“Israelite prohibitions. Economic and legal research on the prohibition of property for Jews” (Interdizioni israelitiche), translated from Italian by Arnaud Clément, Conference, “Letters from Italy & Teamim”, 238 p., €21.
“Psychology of associated minds” (Psicologica delle lied associate), translated from Italian by Christophe Carraud, Lecture, “Lettres d’Italie”, 222 p., €21.
Apart from Giambattista Vico (1668-1744), considered the inventor of the philosophy of history, or the communist Antonio Gramsci (1891-1937), few Italian philosophers have enjoyed a French reception comparable to that of their peers. Germans.
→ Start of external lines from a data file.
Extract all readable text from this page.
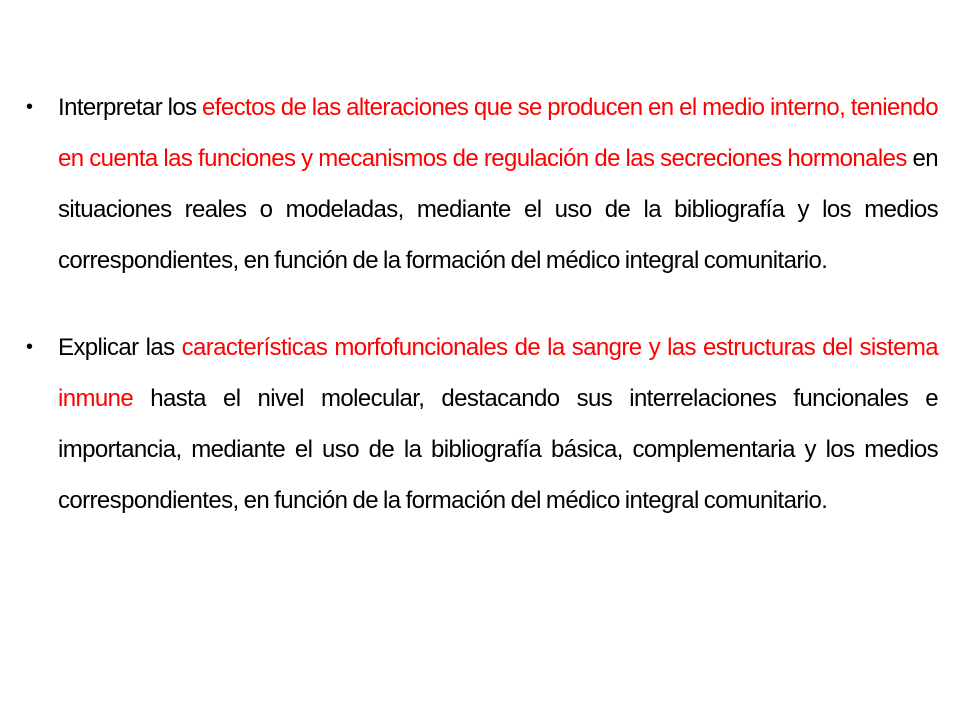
• Interpretar los efectos de las alteraciones que se producen en el medio interno, teniendo en cuenta las funciones y mecanismos de regulación de las secreciones hormonales en situaciones reales o modeladas, mediante el uso de la bibliografía y los medios correspondientes, en función de la formación del médico integral comunitario.
• Explicar las características morfofuncionales de la sangre y las estructuras del sistema inmune hasta el nivel molecular, destacando sus interrelaciones funcionales e importancia, mediante el uso de la bibliografía básica, complementaria y los medios correspondientes, en función de la formación del médico integral comunitario.
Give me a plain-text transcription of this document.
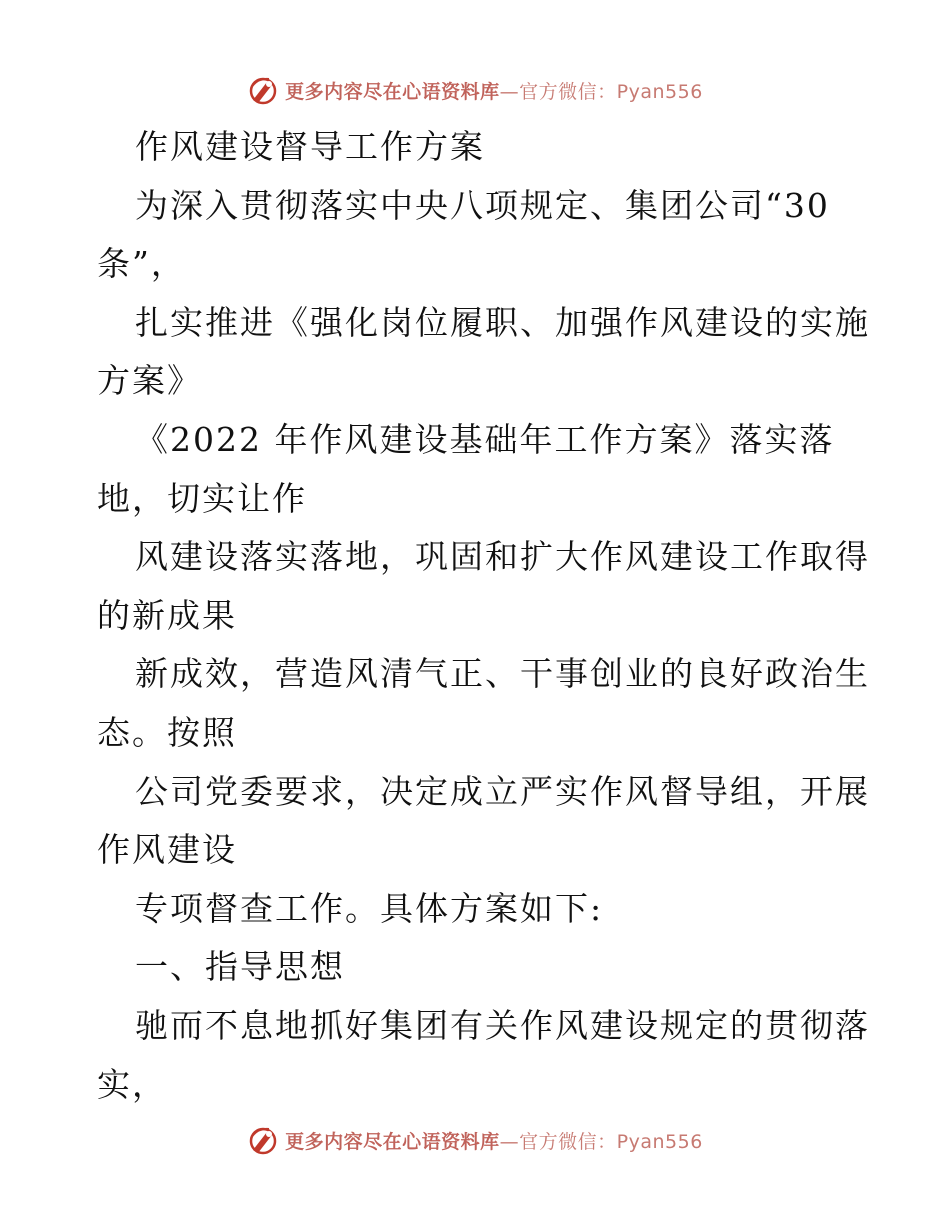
更多内容尽在心语资料库—官方微信：Pyan556
作风建设督导工作方案
为深入贯彻落实中央八项规定、集团公司“30
条”，
扎实推进《强化岗位履职、加强作风建设的实施
方案》
《2022 年作风建设基础年工作方案》落实落
地，切实让作
风建设落实落地，巩固和扩大作风建设工作取得
的新成果
新成效，营造风清气正、干事创业的良好政治生
态。按照
公司党委要求，决定成立严实作风督导组，开展
作风建设
专项督查工作。具体方案如下:
一、指导思想
驰而不息地抓好集团有关作风建设规定的贯彻落
实，
更多内容尽在心语资料库—官方微信：Pyan556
It would, however, be very wrong to believe that, wedged between the ancient or papal heritage and fascism, modern Italian thought would have produced only followers or epigones.
With Carlo Cattaneo (1801-1869) – a classic in the Peninsula, unknown to us – we discover a leading thinker thanks to the simultaneous publication, by Conférence editions, of an unpublished collection of texts from the years 1863 to 1866 , Psychology of associated spiritsand an 1837 essay, Israelite prohibitionswhich follows the publication, in 2021, ofIndia, China, Mexico. philosophy of history. In 19th century Lombardye century, long under Austrian domination, there were liberals, republicans and secularists, who not only brandished the standard of the Enlightenment (Illuminismo) but already envisaged, as federalists, the future unity of a Europe whose tendency was then, on the contrary, to exalt nationalities.
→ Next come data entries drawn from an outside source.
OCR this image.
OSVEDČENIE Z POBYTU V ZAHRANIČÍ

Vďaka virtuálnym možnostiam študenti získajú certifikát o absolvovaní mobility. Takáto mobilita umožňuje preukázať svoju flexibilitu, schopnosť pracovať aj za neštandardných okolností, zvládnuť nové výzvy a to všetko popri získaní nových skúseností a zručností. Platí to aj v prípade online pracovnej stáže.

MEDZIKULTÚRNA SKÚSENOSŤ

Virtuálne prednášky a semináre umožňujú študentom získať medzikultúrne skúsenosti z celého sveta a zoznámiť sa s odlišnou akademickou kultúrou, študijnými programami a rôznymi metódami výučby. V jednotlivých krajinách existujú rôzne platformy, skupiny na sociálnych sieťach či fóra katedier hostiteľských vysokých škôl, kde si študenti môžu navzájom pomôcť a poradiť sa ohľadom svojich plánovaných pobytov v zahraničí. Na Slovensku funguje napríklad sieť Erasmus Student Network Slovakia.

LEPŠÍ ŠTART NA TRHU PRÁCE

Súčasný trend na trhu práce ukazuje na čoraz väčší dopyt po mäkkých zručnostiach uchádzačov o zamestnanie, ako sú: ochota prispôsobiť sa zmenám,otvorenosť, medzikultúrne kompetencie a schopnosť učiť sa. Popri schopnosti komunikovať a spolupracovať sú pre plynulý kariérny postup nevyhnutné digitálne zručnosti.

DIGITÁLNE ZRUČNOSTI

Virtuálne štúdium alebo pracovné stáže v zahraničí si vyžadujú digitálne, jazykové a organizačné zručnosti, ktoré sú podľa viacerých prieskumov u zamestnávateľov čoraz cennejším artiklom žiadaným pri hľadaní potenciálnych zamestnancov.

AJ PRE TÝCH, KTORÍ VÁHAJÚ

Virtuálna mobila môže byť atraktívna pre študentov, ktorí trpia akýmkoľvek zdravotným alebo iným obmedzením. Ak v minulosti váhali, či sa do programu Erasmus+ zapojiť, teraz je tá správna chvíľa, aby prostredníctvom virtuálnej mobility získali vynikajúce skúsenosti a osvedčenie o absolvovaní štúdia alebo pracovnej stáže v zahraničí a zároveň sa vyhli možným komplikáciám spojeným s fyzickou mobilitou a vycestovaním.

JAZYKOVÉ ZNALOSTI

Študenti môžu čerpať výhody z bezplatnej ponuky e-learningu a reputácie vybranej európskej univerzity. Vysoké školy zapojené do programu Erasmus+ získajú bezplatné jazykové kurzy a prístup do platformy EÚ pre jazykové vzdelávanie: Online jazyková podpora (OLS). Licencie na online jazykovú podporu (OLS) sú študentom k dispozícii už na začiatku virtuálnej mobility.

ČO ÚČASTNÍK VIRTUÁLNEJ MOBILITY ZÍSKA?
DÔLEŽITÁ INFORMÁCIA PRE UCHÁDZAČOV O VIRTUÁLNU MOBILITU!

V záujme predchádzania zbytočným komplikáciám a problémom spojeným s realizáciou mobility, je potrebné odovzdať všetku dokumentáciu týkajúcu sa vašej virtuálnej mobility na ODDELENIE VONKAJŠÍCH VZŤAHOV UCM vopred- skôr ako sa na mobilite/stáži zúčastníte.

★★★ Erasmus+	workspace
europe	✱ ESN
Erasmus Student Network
Carlo Cattaneo is indeed, with the Genoese Giuseppe Mazzini (1805-1872), one of the figures of the Risorgimento (Italian unification). Actor of the insurrectional and republican “five days” of Milan, in March 1848, he experienced a long exile in the region of Lugano (Italian-speaking Switzerland), where he taught philosophy, while being a critical admirer of the Swiss model. As the philosopher Serge Audier, collaborator of the “World of Books” and good connoisseur of the Italian scene, says, “He is a democrat and a decentralizer; a sort of liberal who insists on the share of the masses in citizenship”. After 1945, he recalls, the left-wing philosopher Norberto Bobbio (1909-2004) made him a figurehead.
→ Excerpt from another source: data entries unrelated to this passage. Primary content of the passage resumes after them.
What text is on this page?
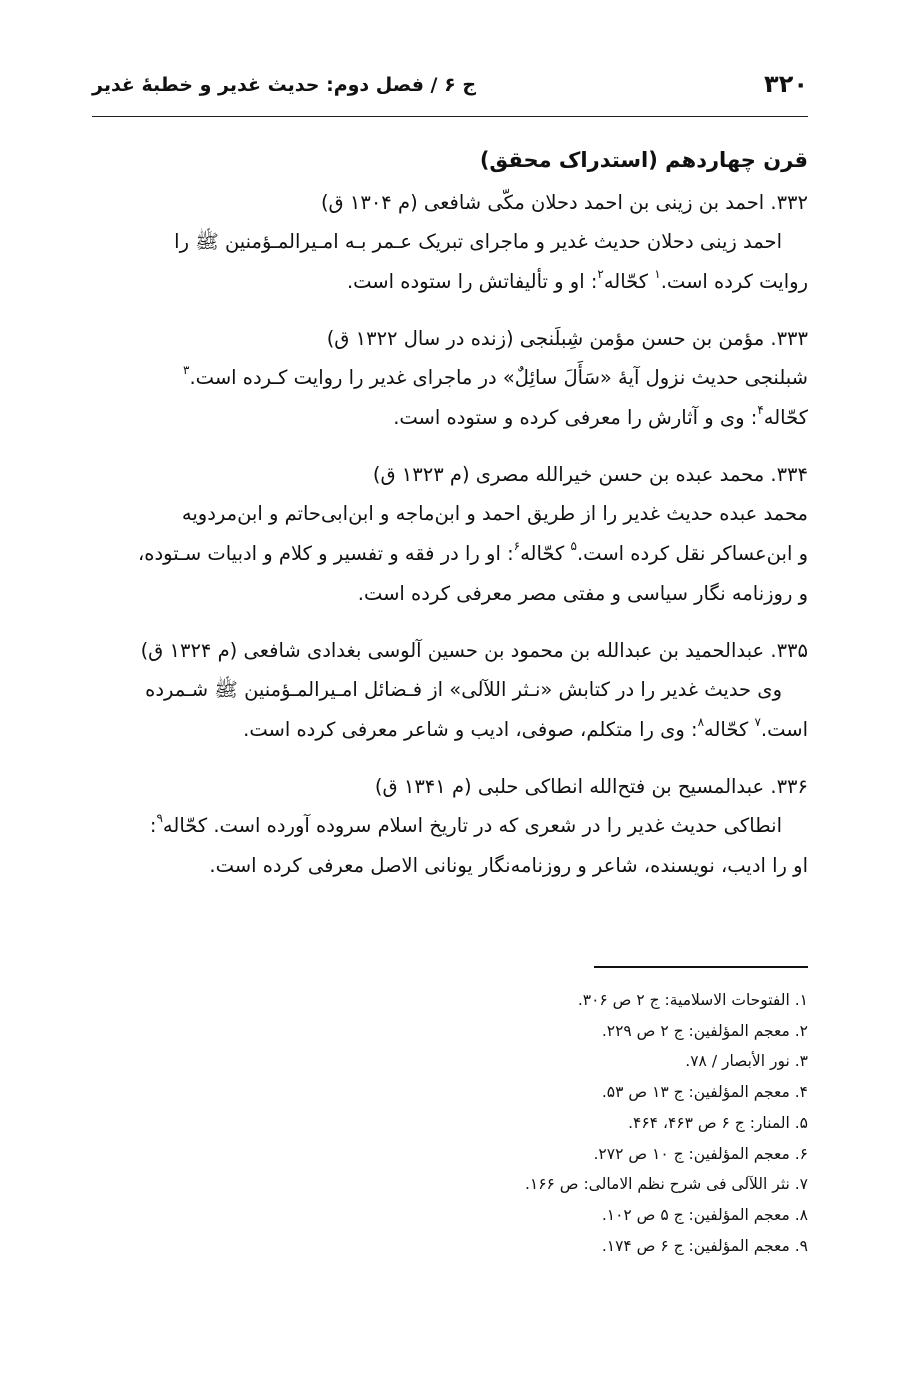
۳۲۰
ج ۶ / فصل دوم: حدیث غدیر و خطبهٔ غدیر
قرن چهاردهم (استدراک محقق)
۳۳۲. احمد بن زینی بن احمد دحلان مکّی شافعی (م ۱۳۰۴ ق)

احمد زینی دحلان حدیث غدیر و ماجرای تبریک عـمر بـه امـیرالمـؤمنین ﷺ را

روایت کرده است.$^۱$ کحّاله$^۲$: او و تألیفاتش را ستوده است.

۳۳۳. مؤمن بن حسن مؤمن شِبلَنجی (زنده در سال ۱۳۲۲ ق)

شبلنجی حدیث نزول آیهٔ «سَأَلَ سائِلٌ» در ماجرای غدیر را روایت کـرده است.$^۳$

کحّاله$^۴$: وی و آثارش را معرفی کرده و ستوده است.

۳۳۴. محمد عبده بن حسن خیرالله مصری (م ۱۳۲۳ ق)

محمد عبده حدیث غدیر را از طریق احمد و ابن‌ماجه و ابن‌ابی‌حاتم و ابن‌مردویه

و ابن‌عساکر نقل کرده است.$^۵$ کحّاله$^۶$: او را در فقه و تفسیر و کلام و ادبیات سـتوده،

و روزنامه نگار سیاسی و مفتی مصر معرفی کرده است.

۳۳۵. عبدالحمید بن عبدالله بن محمود بن حسین آلوسی بغدادی شافعی (م ۱۳۲۴ ق)

وی حدیث غدیر را در کتابش «نـثر اللآلی» از فـضائل امـیرالمـؤمنین ﷺ شـمرده

است.$^۷$ کحّاله$^۸$: وی را متکلم، صوفی، ادیب و شاعر معرفی کرده است.

۳۳۶. عبدالمسیح بن فتح‌الله انطاکی حلبی (م ۱۳۴۱ ق)

انطاکی حدیث غدیر را در شعری که در تاریخ اسلام سروده آورده است. کحّاله$^۹$:

او را ادیب، نویسنده، شاعر و روزنامه‌نگار یونانی الاصل معرفی کرده است.

۱. الفتوحات الاسلامیة: ج ۲ ص ۳۰۶.
۲. معجم المؤلفین: ج ۲ ص ۲۲۹.
۳. نور الأبصار / ۷۸.
۴. معجم المؤلفین: ج ۱۳ ص ۵۳.
۵. المنار: ج ۶ ص ۴۶۳، ۴۶۴.
۶. معجم المؤلفین: ج ۱۰ ص ۲۷۲.
۷. نثر اللآلی فی شرح نظم الامالی: ص ۱۶۶.
۸. معجم المؤلفین: ج ۵ ص ۱۰۲.
۹. معجم المؤلفین: ج ۶ ص ۱۷۴.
Christophe Carraud, who directs Conference editions, compiled this French version from the Italian critical edition, and translated two of the three volumes. On this occasion, he reinstated some censored passages in the first posthumous Italian edition of philosophy of history (1942) because these passed badly in the country of Mussolini and racial laws. For example, the one where Cattaneo laments as an archaism “the legal disparity in which Israelites and Christians still live among us”.